Farmers - the ultimate multi-taskers!
In today's world it is not possible to farm without these three things: A mobile phone, a credit card, and access to broadband. Today's farmers have to have an increasing range of skills in order to survive. Quite apart from their day to day farming work, they have to be amateur vets, builders, mechanics, horticulturalists, beauticians and data collectors - sometimes all in the one day!
Of course, there is a bewildering array of technology to make this easier, and agriculture is such an important industry in Ireland that a lot of new development has taken place - in theory making life easier for farmers.....
Farmers now operate in a very bureaucratic world and compliance with EU regulations and Department of Agriculture rules is very important, if you want to receive your payments and subsidies. Time spent interpreting the rules is time well spent, and full compliance is required. The "eye in the sky" can now see over your farm and if you have large parts of it running to gorse/scrub or burned out of season, your payments will be docked or stopped altogether. Any little parcels of land, growing anything unauthorised, will be picked up!
When it comes to the birthing process, there is a bewildering array of technology available to those farming valuable livestock - cattle and horses, mainly. From devices that are attached to the tail of a cow and record contractions, to devices used internally, measuring temperature/pelvic ligament relaxation/behavioural changes, farmers now are able to manage their calving/foaling, having received this information by text to their phones! When it comes to sheep however, the cost of this technology makes it unviable so most farmers rely on the traditional "sleep deprivation for three weeks" method of regular shed inspection!

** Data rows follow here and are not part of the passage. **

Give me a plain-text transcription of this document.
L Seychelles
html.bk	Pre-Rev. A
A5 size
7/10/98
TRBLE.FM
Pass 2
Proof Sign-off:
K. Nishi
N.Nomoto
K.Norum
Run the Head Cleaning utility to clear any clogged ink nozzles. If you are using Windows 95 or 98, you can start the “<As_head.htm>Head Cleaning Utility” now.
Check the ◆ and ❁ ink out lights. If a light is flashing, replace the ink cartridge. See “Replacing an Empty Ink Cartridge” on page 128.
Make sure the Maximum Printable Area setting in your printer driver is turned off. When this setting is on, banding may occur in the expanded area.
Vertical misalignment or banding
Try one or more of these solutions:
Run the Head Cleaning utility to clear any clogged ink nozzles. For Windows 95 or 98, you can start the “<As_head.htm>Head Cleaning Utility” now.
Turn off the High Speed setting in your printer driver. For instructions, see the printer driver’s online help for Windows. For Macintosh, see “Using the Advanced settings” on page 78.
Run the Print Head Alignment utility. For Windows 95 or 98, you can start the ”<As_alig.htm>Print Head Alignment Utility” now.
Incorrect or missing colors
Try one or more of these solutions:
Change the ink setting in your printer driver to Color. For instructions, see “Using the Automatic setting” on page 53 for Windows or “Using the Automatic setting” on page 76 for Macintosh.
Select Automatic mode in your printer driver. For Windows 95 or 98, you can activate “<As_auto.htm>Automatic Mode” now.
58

Calves must be tagged with a tag in each ear within 20 days of birth or before they leave the holding, if this occurs before day 20. Birth registration must take place within seven days of tagging and at the latest before calves reach 27 days of age. Cows even have their own paper passport, which also records any tests that take place.
Sheep basically wear their passports in their ear - when you look at a sheep tag, as shown below, there is a lot of information. The country of origin, the flock number and the animal's own personal number are shown, and all off farm of origin movements are recorded. These devices currently cost €1.35 per tag, according to the expert I consulted for this blog! If your sheep is wearing a blue tag, it has been fitted with a "ruminal bolus" - a device placed in the stomach of the animal!
However, despite these advances in technology, I was reassured to see that not everything has changed, for one farmer at least! The traditional "deep litter" filing system, complete with elderly note books seems to be alive and well, at least in this Wicklow farm!